Cyclic shape memory test of (a) L-0, (b) C1-5, (c) C1-10, and (d) C1-15

Fig. 12

Cyclic shape memory test of (a) C2-5, (b) C2-10, (c) C2-15, (d) C2-20, and (e) C2-25

Table 5 Comparison of shape recovery speed of SMPU

Fig. 13

(a) Shape retention and (b) shape recovery vs. glycerol content profile of SMPU

Fig. 14

Photographic comparison of shape recovery speed of (a) L-0, (b) C1-10, and C2-10

Conclusion

C2 series cross-linked with a PEG-200 spacer is compared with the linear L-0 and the randomly cross-linked C1 series. The cross-link density increases and the phase separation decreases with the increase of glycerol content for both C1 and C2 series.

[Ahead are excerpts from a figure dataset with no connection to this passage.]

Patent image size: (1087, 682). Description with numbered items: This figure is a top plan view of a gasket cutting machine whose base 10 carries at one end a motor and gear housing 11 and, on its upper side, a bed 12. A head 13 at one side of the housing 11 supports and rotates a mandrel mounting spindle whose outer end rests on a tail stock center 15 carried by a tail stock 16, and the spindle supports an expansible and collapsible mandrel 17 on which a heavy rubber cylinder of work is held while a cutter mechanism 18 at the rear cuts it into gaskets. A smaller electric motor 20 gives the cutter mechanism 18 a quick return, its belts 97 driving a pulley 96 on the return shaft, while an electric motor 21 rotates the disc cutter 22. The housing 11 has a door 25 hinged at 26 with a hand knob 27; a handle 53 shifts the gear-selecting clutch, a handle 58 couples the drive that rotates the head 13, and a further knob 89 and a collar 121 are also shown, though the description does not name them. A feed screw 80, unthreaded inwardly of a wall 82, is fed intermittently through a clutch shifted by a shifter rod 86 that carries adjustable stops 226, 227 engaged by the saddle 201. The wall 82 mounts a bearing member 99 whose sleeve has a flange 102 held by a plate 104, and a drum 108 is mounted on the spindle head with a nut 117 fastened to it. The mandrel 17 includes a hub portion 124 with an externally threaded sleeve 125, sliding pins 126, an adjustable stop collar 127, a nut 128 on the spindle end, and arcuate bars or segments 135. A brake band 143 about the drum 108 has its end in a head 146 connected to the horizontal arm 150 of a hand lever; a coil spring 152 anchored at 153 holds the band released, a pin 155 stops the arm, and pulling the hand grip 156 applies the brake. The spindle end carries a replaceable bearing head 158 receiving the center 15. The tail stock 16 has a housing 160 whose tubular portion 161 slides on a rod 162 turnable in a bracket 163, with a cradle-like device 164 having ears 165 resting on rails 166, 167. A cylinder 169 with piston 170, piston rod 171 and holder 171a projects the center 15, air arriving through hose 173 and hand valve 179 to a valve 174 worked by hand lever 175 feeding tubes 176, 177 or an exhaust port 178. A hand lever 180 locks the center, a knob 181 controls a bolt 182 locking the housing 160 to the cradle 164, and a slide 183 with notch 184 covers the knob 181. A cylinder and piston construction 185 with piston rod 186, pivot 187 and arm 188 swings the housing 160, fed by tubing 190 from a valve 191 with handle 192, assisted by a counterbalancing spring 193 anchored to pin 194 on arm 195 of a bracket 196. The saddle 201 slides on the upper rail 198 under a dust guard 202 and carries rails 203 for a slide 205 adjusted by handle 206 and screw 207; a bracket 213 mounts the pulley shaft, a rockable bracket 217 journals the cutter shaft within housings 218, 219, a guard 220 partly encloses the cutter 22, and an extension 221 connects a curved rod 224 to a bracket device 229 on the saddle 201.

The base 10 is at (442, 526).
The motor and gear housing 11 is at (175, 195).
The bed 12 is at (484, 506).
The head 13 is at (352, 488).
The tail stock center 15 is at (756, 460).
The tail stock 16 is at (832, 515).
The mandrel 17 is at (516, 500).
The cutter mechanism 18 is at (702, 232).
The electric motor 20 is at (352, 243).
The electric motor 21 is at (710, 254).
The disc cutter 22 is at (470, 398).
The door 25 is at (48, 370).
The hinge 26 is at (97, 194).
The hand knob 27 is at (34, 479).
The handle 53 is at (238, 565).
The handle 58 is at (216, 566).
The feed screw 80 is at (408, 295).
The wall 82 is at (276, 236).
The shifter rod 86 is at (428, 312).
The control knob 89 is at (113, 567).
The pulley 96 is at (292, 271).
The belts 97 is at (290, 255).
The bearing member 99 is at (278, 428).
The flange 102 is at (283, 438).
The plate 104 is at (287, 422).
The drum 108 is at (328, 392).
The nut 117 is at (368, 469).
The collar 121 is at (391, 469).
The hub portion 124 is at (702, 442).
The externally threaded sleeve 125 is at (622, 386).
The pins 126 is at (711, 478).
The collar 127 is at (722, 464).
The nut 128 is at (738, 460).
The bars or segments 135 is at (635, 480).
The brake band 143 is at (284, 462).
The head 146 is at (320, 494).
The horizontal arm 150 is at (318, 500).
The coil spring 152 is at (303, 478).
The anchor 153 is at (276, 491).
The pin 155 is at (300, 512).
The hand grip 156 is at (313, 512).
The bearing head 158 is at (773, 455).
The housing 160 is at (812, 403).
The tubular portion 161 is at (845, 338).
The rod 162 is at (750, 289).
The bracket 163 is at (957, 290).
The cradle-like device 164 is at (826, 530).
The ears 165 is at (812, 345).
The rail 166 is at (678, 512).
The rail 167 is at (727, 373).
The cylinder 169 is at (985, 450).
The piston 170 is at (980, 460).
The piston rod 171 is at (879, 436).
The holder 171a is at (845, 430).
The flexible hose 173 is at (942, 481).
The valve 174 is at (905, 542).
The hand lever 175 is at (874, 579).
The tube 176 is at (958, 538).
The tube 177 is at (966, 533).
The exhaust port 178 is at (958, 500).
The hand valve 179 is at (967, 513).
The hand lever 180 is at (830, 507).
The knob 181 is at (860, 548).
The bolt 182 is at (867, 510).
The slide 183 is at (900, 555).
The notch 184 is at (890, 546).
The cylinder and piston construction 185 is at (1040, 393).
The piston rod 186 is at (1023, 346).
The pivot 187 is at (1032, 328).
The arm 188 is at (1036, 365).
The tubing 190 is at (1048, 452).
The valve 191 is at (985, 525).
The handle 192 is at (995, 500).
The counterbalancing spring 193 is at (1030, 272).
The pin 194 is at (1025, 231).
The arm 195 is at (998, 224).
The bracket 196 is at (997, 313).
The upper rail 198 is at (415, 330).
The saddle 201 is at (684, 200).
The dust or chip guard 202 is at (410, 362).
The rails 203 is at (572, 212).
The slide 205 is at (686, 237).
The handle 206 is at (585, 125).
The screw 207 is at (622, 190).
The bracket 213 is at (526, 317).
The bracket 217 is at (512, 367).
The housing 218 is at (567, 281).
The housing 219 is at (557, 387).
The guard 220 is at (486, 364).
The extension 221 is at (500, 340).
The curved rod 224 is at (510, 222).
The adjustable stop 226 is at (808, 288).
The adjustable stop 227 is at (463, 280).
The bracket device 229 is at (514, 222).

The ordered structure of hard segment is disrupted by cross-linking based on XRD analysis. The cross-linking of PU raises T_g and T_m for both C1 and C2 series. Maximum stress of C2 series increases up to 800% compared to L-0, while maintaining a similar strain. The behavior of C2-10 in stress–strain curve is very similar to natural rubber, but both stress and strain are 300% higher than natural rubber. Shape recovery rate of C2-10 goes up to an amazing 96.8% and does not decrease below 93% after cycle 4, all without showing any drop in the shape recovery speed. All of the special and outstanding shape memory and mechanical properties of the C2 series originate from the parallel networking of the PU chains with the flexible PEG-200 spacer, and there remains much work to be done to attain the goal of a higher shape recovery rate and an upkeep of the high shape recovery rate after use.